Pedals won't get you 100% there. Lots of people obsess over gear thinking that "this badass Zvex pedal will make me sound like Matt Bellamy." While artists tend to have a standard arsenal for particular genre's of music, your technique is really what makes your music shine. I spent years trying to nail down "my sound" and I ended up disappointed with nearly every pedal I purchased in an effort to get there. But enough banter, I can give you some basic ideas.
Most Post-Rock sounds have lots of gain. A pedal won't get you lots, and lots, of gain in the context that you want it to without sounding artificial or blatty. You need a badass amp (triple Rec or better), active pickups, a compressor, and mad power chord chugging skills. That's about it. Sick post-rock rigs are relatively easy to build with a couple thousand dollars. If you want an econo-rig, well you can get there too. Visit your local guitar center and go find the Blackstar section and grab a Schecter or something comparable. DISCLAIMER: Blackstar fans don't hate. I know they have some higher end stuff too.

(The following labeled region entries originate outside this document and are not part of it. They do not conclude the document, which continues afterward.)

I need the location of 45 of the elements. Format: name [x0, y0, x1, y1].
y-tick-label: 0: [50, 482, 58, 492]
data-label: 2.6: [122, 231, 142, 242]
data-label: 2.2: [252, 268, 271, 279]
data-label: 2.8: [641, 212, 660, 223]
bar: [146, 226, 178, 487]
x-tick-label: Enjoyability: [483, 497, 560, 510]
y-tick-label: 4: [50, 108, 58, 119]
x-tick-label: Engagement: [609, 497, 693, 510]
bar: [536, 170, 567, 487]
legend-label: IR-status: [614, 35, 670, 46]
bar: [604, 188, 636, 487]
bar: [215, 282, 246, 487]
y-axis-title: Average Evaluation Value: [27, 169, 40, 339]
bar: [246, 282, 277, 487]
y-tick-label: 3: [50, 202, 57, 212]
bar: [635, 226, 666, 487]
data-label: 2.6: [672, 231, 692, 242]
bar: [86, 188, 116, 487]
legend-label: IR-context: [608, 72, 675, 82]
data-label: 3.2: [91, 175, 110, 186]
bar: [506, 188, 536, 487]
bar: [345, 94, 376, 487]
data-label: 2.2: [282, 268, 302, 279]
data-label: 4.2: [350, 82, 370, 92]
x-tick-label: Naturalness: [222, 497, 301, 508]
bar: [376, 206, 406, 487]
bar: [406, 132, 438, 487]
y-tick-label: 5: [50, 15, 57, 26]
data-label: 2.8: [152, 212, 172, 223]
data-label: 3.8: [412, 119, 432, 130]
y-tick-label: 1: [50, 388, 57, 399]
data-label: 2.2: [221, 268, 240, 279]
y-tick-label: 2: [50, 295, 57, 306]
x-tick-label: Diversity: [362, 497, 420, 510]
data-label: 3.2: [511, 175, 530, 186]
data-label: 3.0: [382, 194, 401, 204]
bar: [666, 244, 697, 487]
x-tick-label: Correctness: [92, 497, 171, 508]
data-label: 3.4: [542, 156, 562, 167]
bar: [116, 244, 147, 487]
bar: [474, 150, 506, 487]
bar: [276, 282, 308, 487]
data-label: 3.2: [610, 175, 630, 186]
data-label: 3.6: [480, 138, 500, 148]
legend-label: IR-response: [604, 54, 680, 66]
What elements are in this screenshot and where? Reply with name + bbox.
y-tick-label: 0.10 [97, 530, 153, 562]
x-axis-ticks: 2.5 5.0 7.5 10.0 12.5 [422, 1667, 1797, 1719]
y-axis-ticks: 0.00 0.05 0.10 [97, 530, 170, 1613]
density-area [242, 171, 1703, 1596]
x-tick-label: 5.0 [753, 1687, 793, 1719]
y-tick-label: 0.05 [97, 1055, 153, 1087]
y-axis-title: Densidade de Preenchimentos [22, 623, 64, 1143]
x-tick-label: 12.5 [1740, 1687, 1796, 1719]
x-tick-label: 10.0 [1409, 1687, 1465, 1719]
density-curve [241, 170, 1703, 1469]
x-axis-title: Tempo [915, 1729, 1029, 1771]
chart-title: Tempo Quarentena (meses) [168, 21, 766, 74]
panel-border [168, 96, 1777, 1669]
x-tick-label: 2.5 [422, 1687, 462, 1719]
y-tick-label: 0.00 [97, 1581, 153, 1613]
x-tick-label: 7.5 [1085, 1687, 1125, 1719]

As for delays, you listed basic industry standards that work across genres. For post-rock you probably don't want anything too analog (although you did list a Memory Man), so you could go with the Replica (T-Rex), DD-7 (Boss), or any decent digital delay.
Modulation is a great way to add a little colour to your tone. Stone Temple Pilots used this religiously and pulled it off pretty well. Jerry Cantrell snuck a pre-gain phaser into some of his guitar work to fatten up the tone--and that worked really well too. I know these bands aren't really post rock, but I don't think anyone can argue that they don't have influence--and these are all industry strategies that tend to span genres.
Compression is nice, but not entirely needed. Most heavy gain amps will compress themselves when dimed, and it's highly likely that any serious compression occurs post-production. Still might be a good thing to consider, but make sure you know how to use one. Lots of people get frustrated with compressors because they don't entirely understand what they do and consequently how to use them.
In closing I'd suspect that a Post-Rock band's trademark sound is achieved via a standard pattern of pedals, their guitar/amplifier combination, and however the production house EQ's them--which honestly tends to be true for most genres these days.